Winston: “Well…it looks like I can get a tech to your home by this afternoon and I am able to waive the charge.”
My calls are about 50/50. I’d say roughly 50% of the time the calls are uneventful and therefore amazing. 40% of the time a customer flips shit on me and has a fucking fit over something stupid. The other 10% are, well, just a little different…
Winston: “Okay ma’am, I think that settles your payment, you should be all good to. Is there anything else I can help you with today?”
Customer: “I know my nurse told me not to flirt, but I just can’t help it. Do you have yourself a wife Mr. Winston?”
Winston: “Um, no, but I don’t think this is…”
Oh no, this isn’t happening.
Customer: “Hot dog! How about a girlfriend?”
Nope, it’s happening. Better lay down the law and hang up before it gets any weirder.
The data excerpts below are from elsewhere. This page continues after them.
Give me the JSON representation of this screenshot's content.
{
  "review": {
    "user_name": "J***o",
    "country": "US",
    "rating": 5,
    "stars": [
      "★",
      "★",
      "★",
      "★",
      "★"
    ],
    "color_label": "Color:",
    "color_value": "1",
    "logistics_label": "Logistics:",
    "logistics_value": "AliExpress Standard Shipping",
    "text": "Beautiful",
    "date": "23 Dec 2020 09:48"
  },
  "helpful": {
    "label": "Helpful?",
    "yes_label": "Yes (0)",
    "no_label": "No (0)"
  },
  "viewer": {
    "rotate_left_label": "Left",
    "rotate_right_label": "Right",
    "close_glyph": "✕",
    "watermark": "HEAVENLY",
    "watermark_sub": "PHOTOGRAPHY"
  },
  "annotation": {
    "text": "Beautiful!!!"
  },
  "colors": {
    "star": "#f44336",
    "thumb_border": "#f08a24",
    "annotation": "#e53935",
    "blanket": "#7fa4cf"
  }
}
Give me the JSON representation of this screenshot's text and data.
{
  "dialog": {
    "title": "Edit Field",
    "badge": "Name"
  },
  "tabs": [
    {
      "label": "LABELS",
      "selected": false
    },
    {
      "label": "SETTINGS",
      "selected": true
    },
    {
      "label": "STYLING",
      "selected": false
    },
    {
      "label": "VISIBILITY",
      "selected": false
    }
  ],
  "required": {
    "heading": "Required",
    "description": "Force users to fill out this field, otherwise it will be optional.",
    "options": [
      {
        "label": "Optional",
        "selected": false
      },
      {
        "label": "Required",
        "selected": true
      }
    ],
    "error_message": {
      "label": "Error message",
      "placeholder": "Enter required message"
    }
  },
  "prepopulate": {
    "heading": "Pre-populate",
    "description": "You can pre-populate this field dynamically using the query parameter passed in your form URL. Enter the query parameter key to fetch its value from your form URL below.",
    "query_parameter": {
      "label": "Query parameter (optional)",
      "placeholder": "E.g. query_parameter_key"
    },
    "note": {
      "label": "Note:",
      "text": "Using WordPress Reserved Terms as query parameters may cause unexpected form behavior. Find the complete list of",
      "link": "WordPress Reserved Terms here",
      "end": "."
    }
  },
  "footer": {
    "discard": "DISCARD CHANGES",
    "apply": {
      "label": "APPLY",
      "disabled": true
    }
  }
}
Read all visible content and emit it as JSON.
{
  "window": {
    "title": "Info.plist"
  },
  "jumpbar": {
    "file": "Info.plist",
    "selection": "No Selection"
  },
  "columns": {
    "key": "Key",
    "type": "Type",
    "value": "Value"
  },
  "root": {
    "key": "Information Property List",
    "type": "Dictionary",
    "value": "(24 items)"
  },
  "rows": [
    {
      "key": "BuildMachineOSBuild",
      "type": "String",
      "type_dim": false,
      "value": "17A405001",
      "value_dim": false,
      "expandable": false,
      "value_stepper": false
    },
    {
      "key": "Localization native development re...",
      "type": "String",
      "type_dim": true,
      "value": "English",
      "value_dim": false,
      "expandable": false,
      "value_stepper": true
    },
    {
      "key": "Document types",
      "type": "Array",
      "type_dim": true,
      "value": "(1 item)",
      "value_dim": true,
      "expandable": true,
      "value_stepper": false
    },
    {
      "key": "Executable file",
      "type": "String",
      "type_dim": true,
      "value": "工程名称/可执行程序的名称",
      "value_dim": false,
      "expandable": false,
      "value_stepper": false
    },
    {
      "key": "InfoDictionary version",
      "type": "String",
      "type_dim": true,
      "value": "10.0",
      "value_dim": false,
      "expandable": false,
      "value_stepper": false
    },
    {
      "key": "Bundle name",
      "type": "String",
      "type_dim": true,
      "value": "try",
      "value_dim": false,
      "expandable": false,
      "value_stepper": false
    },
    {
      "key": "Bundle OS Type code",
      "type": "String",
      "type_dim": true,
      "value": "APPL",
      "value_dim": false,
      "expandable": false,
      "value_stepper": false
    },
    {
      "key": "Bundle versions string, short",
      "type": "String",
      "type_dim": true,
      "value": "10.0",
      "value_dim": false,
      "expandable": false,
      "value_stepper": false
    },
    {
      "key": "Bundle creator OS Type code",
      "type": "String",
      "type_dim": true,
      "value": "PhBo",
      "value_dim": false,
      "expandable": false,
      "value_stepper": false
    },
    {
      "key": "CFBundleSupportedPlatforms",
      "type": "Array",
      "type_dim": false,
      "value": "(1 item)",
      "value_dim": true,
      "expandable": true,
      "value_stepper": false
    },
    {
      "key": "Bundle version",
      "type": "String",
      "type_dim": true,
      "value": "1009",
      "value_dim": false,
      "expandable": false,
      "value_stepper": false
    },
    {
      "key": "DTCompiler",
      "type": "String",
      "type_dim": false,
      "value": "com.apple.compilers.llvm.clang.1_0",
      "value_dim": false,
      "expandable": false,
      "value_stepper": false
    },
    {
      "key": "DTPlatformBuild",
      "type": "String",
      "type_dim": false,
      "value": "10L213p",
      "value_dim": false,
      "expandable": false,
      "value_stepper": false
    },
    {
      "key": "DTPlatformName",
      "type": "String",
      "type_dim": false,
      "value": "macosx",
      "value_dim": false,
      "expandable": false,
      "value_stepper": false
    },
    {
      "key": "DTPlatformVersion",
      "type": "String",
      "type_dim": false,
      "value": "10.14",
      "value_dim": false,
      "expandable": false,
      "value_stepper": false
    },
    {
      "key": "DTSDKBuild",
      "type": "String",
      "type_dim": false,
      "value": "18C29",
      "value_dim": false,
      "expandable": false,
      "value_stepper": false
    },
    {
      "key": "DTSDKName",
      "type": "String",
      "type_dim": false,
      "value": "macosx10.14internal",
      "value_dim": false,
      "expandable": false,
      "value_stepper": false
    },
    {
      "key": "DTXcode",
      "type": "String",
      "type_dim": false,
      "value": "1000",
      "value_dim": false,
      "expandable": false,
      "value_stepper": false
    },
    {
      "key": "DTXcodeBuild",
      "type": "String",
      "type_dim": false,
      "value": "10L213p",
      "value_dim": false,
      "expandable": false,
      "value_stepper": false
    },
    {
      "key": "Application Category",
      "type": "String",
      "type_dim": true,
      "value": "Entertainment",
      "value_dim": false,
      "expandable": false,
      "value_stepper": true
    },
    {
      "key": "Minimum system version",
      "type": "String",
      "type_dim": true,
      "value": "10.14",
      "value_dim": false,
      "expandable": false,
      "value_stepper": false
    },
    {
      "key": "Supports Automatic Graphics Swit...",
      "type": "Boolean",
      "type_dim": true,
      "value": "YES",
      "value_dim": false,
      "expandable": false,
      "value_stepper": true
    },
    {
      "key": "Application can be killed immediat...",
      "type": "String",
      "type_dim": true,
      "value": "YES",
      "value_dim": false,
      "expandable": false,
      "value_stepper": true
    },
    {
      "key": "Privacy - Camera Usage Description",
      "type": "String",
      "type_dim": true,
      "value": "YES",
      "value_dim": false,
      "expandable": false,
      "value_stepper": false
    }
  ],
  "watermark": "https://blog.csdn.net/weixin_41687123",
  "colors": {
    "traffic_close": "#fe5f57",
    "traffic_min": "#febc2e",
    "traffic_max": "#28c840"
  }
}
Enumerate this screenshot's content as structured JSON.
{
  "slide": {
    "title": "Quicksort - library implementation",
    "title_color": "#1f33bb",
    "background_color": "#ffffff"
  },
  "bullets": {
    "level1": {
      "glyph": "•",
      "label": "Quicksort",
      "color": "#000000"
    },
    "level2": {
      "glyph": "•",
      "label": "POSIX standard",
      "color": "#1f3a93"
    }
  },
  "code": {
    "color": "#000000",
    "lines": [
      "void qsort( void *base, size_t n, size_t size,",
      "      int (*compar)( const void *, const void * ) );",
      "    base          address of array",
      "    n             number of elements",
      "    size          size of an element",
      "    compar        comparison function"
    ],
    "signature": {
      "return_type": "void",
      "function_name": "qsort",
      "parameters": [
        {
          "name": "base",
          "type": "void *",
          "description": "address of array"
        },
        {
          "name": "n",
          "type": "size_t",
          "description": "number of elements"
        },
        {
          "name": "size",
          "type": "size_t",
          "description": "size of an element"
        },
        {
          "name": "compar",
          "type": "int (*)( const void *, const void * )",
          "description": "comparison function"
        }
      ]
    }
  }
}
Winston: “Yes, I do have a girlfriend, now is there anything else I can help you…”
Customer: “Ah, shoot! Well you call me if you ever break up.”
There’s no denying Telescreen is an evil company. So very, very evil.
Big Brother, the dickweed that runs the place is one of the richest men in the US and treats his business like a totalitarian dictator. The company was founded on a set of principals where the upper echelon steps on others, manipulates employees, and will do anything in order to turn just the most miniscule of additional profit. I guess there’s a reason it keeps getting named the worst company to work for.
Surely, there are a lot of Telescreen customers that agree with that sentiment.
Customer: “Listen here pal, you may be a nice guy, I don’t know you. But you work for an asshole company and you know what? That makes you an asshole too. Good like with your life, asshole.”